Being from Lancashire, I wouldn’t know what a ‘cob’ was if it thumped me in the face. I personally only know and trust barm cakes, or ‘barms’.
However, a ‘cob’ is apparently the word those from the Midlands use to describe a bread roll, causing all manner of confusion. I’ve only just learned this fact this morning, leaving certain UNILAD midlanders baffled.
To me, a corn on the cob means a big buttery cob of corn, preferably grilled over the BBQ with a little paprika in the summer months. And 24-year-old Paige Hart was apparently of the same opinion.
Heading to a takeaway in the Midlands with her boyfriend, 32-year-old William Maddock, Paige found herself craving the golden side dish. So she decided to throw caution to the wind and ask for a corn on the cob as part of their £14 order.
However, after bringing their food home to their flat in Carlton, Nottingham, Paige found out she’d been given individual kernels of sweetcorn on a bread roll.
According to Paige:
Me and William wanted something to eat before we got home and couldn’t be bothered to cook. It’s a bit like Nando’s so we ordered our chicken.
I turned to William and said I fancied I corn on the cob so I asked the guy behind the counter if he did it. At first he looked at me a bit weird and said ‘of course darling’ and bagged it up.
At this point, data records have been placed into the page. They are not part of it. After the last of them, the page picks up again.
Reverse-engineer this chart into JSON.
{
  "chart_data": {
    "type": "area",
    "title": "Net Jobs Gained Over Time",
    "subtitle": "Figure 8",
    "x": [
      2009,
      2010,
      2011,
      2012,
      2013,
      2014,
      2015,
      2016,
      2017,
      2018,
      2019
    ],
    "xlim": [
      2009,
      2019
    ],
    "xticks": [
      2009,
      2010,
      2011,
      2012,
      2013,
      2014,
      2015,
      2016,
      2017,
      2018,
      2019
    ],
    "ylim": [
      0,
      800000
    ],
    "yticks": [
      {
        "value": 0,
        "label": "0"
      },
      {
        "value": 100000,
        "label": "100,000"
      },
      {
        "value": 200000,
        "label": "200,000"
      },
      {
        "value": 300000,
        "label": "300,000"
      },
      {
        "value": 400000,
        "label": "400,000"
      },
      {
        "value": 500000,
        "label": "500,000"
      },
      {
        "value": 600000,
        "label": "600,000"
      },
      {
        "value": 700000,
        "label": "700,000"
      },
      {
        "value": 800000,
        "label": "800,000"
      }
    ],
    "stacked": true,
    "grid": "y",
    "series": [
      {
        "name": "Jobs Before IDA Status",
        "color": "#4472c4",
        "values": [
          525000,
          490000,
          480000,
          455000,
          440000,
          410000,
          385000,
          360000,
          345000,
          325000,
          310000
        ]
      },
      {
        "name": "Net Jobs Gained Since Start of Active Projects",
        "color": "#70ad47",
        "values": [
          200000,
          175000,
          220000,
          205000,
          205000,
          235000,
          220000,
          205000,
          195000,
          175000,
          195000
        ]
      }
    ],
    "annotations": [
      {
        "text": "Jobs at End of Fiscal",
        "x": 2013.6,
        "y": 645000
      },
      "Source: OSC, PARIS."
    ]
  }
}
We were just gobsmacked. We were both in stitches as he took it so literally. What some people call baps we call cobs so he took it literally.
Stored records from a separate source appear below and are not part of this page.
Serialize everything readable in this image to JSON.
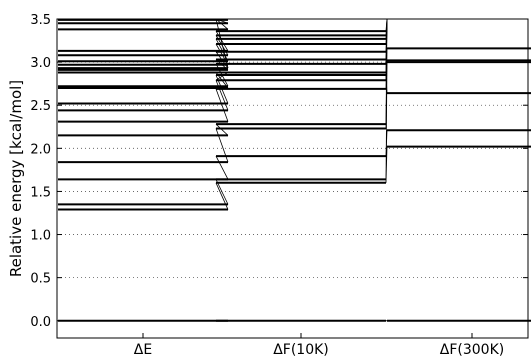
{
  "chart_data": {
    "type": "energy-level-diagram",
    "title": "",
    "xlabel": "",
    "ylabel": "Relative energy [kcal/mol]",
    "ylim": [
      -0.2,
      3.5
    ],
    "yticks": [
      0.0,
      0.5,
      1.0,
      1.5,
      2.0,
      2.5,
      3.0,
      3.5
    ],
    "ytick_labels": [
      "0.0",
      "0.5",
      "1.0",
      "1.5",
      "2.0",
      "2.5",
      "3.0",
      "3.5"
    ],
    "grid": "horizontal dotted at y ticks",
    "categories": [
      "ΔE",
      "ΔF(10K)",
      "ΔF(300K)"
    ],
    "level_color": "#000000",
    "connector_color": "#000000",
    "levels": [
      {
        "x": "ΔE",
        "values": [
          0.0,
          1.29,
          1.35,
          1.64,
          1.84,
          2.15,
          2.31,
          2.44,
          2.52,
          2.7,
          2.72,
          2.88,
          2.91,
          2.93,
          2.97,
          3.01,
          3.08,
          3.13,
          3.38,
          3.45,
          3.49
        ]
      },
      {
        "x": "ΔF(10K)",
        "values": [
          0.0,
          1.6,
          1.64,
          1.91,
          2.23,
          2.28,
          2.69,
          2.79,
          2.85,
          2.88,
          2.98,
          3.03,
          3.12,
          3.21,
          3.27,
          3.31,
          3.36
        ]
      },
      {
        "x": "ΔF(300K)",
        "values": [
          0.0,
          2.02,
          2.21,
          2.64,
          3.0,
          3.02,
          3.16
        ]
      }
    ],
    "connections": [
      {
        "from": "ΔE",
        "to": "ΔF(10K)",
        "pairs": [
          [
            0.0,
            0.0
          ],
          [
            1.29,
            1.6
          ],
          [
            1.35,
            1.64
          ],
          [
            1.64,
            1.91
          ],
          [
            1.84,
            2.23
          ],
          [
            2.15,
            2.28
          ],
          [
            2.31,
            2.69
          ],
          [
            2.44,
            2.79
          ],
          [
            2.52,
            2.85
          ],
          [
            2.7,
            2.88
          ],
          [
            2.72,
            2.98
          ],
          [
            2.88,
            2.79
          ],
          [
            2.91,
            3.03
          ],
          [
            2.93,
            3.12
          ],
          [
            2.97,
            3.21
          ],
          [
            3.01,
            3.27
          ],
          [
            3.08,
            3.31
          ],
          [
            3.13,
            3.36
          ],
          [
            3.38,
            3.5
          ],
          [
            3.45,
            3.5
          ],
          [
            3.49,
            3.5
          ],
          [
            2.93,
            3.5
          ]
        ]
      },
      {
        "from": "ΔF(10K)",
        "to": "ΔF(300K)",
        "pairs": [
          [
            0.0,
            0.0
          ],
          [
            1.6,
            2.02
          ],
          [
            1.64,
            3.02
          ],
          [
            1.91,
            2.21
          ],
          [
            2.23,
            3.16
          ],
          [
            2.28,
            3.5
          ],
          [
            2.69,
            3.5
          ],
          [
            2.79,
            3.5
          ],
          [
            2.85,
            2.64
          ],
          [
            2.88,
            3.5
          ],
          [
            2.98,
            3.5
          ],
          [
            3.03,
            3.5
          ],
          [
            3.12,
            3.5
          ],
          [
            3.21,
            3.5
          ],
          [
            3.27,
            3.5
          ],
          [
            3.31,
            3.5
          ],
          [
            3.36,
            3.5
          ]
        ]
      }
    ]
  }
}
Sometimes you get a weird takeaway order and it turns out surprisingly nice. For example, once, I got the wrong pizza order and ended up with a surprisingly satisfying curry-on-a-pizza (not recommended for everyday consumption…)
However, this was sadly not the case for poor Paige who understandably wasn’t tempted by this bizarre and unappetising looking butty.
The thing is it didn’t even have butter on, and I still was really craving a corn on the cob.
It’s not nice without butter. We didn’t eat it in the end. We took a few pics and put it in the bin.
Just last year, a YouGov study revealed over 50 per cent of people in Derbyshire, Leicestershire and Nottinghamshire refer to a a bread roll – or to give it its correct title ‘barm cake’ – as a ‘cob’.
This is truly a linguistic issue which has divided the Midlands down the middle like a soft, floury bun.
Will Paige’s story help to sandwich them back together?